Demian stellt seine Idee über einen allumfassenden Gott erst dar, nachdem er zunächst gewisse Teile des Christentums kritisiert hat. Er sagt zu Sinclair, das Kainszeichen sei nicht unbedingt etwas Negatives und über Judas in der Kreuzigungsgeschichte: „Er ist ein Charakter, und die Leute von Charakter kommen in der biblischen Geschichte gern zu kurz“ (S. 72). Dies beeindruckt Sinclair: „Ich war sehr bestürzt. [...] [M]ir [klang] Demians neuer Gedanke fatal und drohte Begriffe in mir umzuwerfen, auf deren Bestehenbleiben ich glaubte halten zu müssen“ (S. 72). Sinclair sieht hier auf einmal ein, dass das, was er für den einzig richtigen Weg gehalten hat, doch nicht unangreifbar sei. Es könnte also einen Gott geben, der über den christlichen hinaus geht. Dieser Gedanke ist mit dem christlichen Glaubensbekenntnis nicht vereinbar, weil es im Christentum nur einen einzigen Gott gibt und dieser vom Teufel getrennt ist (katholisch.de, 2018).

Als Sinclair später in einem Traum Abraxas anruft, nimmt er die Liebe nicht mehr als einen dunklen Trieb oder als fromme Ehrerbietung wahr, sondern als „beides und noch viel mehr“ (S. 112). Die Liebe ist Gut und Böse, Gott und Teufel, Mann und Frau.

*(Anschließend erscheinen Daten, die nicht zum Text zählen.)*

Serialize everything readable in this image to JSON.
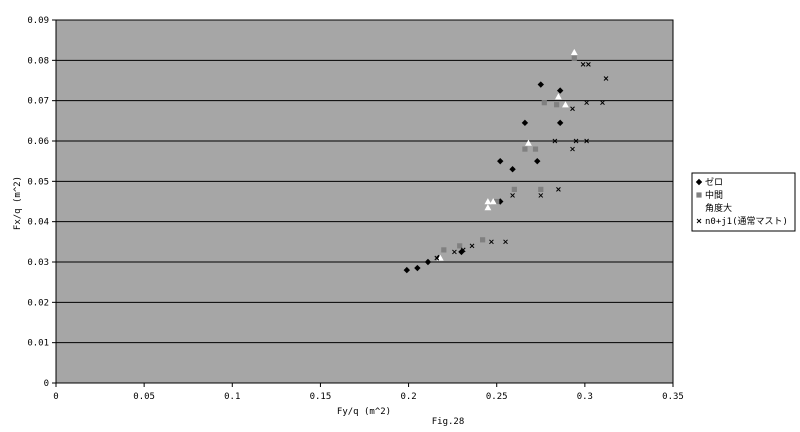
{
  "chart_data": {
    "type": "scatter",
    "title": "",
    "caption": "Fig.28",
    "xlabel": "Fy/q (m^2)",
    "ylabel": "Fx/q (m^2)",
    "xlim": [
      0,
      0.35
    ],
    "ylim": [
      0,
      0.09
    ],
    "x_ticks": [
      "0",
      "0.05",
      "0.1",
      "0.15",
      "0.2",
      "0.25",
      "0.3",
      "0.35"
    ],
    "y_ticks": [
      "0",
      "0.01",
      "0.02",
      "0.03",
      "0.04",
      "0.05",
      "0.06",
      "0.07",
      "0.08",
      "0.09"
    ],
    "grid": "horizontal",
    "plot_background": "#a6a6a6",
    "legend_position": "right",
    "series": [
      {
        "name": "ゼロ",
        "marker": "diamond",
        "color": "#000000",
        "points": [
          {
            "x": 0.199,
            "y": 0.028
          },
          {
            "x": 0.205,
            "y": 0.0285
          },
          {
            "x": 0.211,
            "y": 0.03
          },
          {
            "x": 0.217,
            "y": 0.031
          },
          {
            "x": 0.23,
            "y": 0.0325
          },
          {
            "x": 0.252,
            "y": 0.045
          },
          {
            "x": 0.252,
            "y": 0.055
          },
          {
            "x": 0.259,
            "y": 0.053
          },
          {
            "x": 0.266,
            "y": 0.0645
          },
          {
            "x": 0.273,
            "y": 0.055
          },
          {
            "x": 0.275,
            "y": 0.074
          },
          {
            "x": 0.286,
            "y": 0.0725
          },
          {
            "x": 0.286,
            "y": 0.0645
          }
        ]
      },
      {
        "name": "中間",
        "marker": "square",
        "color": "#808080",
        "points": [
          {
            "x": 0.22,
            "y": 0.033
          },
          {
            "x": 0.229,
            "y": 0.034
          },
          {
            "x": 0.242,
            "y": 0.0355
          },
          {
            "x": 0.25,
            "y": 0.045
          },
          {
            "x": 0.26,
            "y": 0.048
          },
          {
            "x": 0.266,
            "y": 0.058
          },
          {
            "x": 0.272,
            "y": 0.058
          },
          {
            "x": 0.275,
            "y": 0.048
          },
          {
            "x": 0.277,
            "y": 0.0695
          },
          {
            "x": 0.284,
            "y": 0.069
          },
          {
            "x": 0.294,
            "y": 0.0805
          }
        ]
      },
      {
        "name": "角度大",
        "marker": "triangle",
        "color": "#ffffff",
        "points": [
          {
            "x": 0.218,
            "y": 0.031
          },
          {
            "x": 0.245,
            "y": 0.0435
          },
          {
            "x": 0.245,
            "y": 0.045
          },
          {
            "x": 0.248,
            "y": 0.045
          },
          {
            "x": 0.268,
            "y": 0.0595
          },
          {
            "x": 0.285,
            "y": 0.071
          },
          {
            "x": 0.289,
            "y": 0.069
          },
          {
            "x": 0.294,
            "y": 0.082
          }
        ]
      },
      {
        "name": "n0+j1(通常マスト)",
        "marker": "x",
        "color": "#000000",
        "points": [
          {
            "x": 0.216,
            "y": 0.031
          },
          {
            "x": 0.226,
            "y": 0.0325
          },
          {
            "x": 0.231,
            "y": 0.033
          },
          {
            "x": 0.236,
            "y": 0.034
          },
          {
            "x": 0.247,
            "y": 0.035
          },
          {
            "x": 0.255,
            "y": 0.035
          },
          {
            "x": 0.259,
            "y": 0.0465
          },
          {
            "x": 0.275,
            "y": 0.0465
          },
          {
            "x": 0.283,
            "y": 0.06
          },
          {
            "x": 0.285,
            "y": 0.048
          },
          {
            "x": 0.293,
            "y": 0.058
          },
          {
            "x": 0.293,
            "y": 0.068
          },
          {
            "x": 0.295,
            "y": 0.06
          },
          {
            "x": 0.299,
            "y": 0.079
          },
          {
            "x": 0.301,
            "y": 0.0695
          },
          {
            "x": 0.301,
            "y": 0.06
          },
          {
            "x": 0.302,
            "y": 0.079
          },
          {
            "x": 0.31,
            "y": 0.0695
          },
          {
            "x": 0.312,
            "y": 0.0755
          }
        ]
      }
    ]
  }
}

Der christliche Gott ist zwar auch Liebe, aber er hat nichts mit dem Bösen oder mit dem Teufel zu tun. Sinclair lebt danach eine Zeitlang „in einem inneren Sturm“ (S. 114) mit den Gedanken an Demian und den Sperber. In seinen Gedanken und Träumen kommt Abraxas vor, aber Sinclair empfindet auch einen Verlust der Kontrolle: „[K]einer dieser Träume, keiner meiner Gedanken gehorchte mir [...] Sie kamen und nahmen mich, ich wurde von ihnen regiert, wurde von ihnen gelebt.“ (S.

(17)

114). Von überall her bekommt Sinclair Zeichen, die Abraxas‘ Existenz und Wahrheit bestätigen, seine Gedanken aber, die er noch seine eigenen nennt, steuern ihn und er verliert somit einen Teil seiner Selbstkontrolle. Er ist aber in dieser Zeit nicht von Abraxas besessen, sondern mit sich selbst beschäftigt: „[I]ch war immer mit mir beschäftigt, immer mit mir selbst.“ (S. 114) Man könnte sogar sagen, er nähert sich Abraxas durch Introspektion, oder, er kommt durch Abraxas sich selbst nahe. Auf jeden Fall ist diese Situation fast undenkbar in einem christlichen Kontext. Zwar können Gebete und Kontemplation das Verhältnis eines Menschen zu Gott stärken, aber der Fokus liegt dabei auf Gott und nicht auf das Vermögen der Person in sich selbst Gott und Teufel zu vereinigen. Diese Annäherung an Abraxas passiert auch völlig ohne Anbetung oder Verehrung. Sie scheint nur von Sinclair und Abraxas selbst auszugehen, ohne Formalitäten, was im Christentum unvorstellbar wäre.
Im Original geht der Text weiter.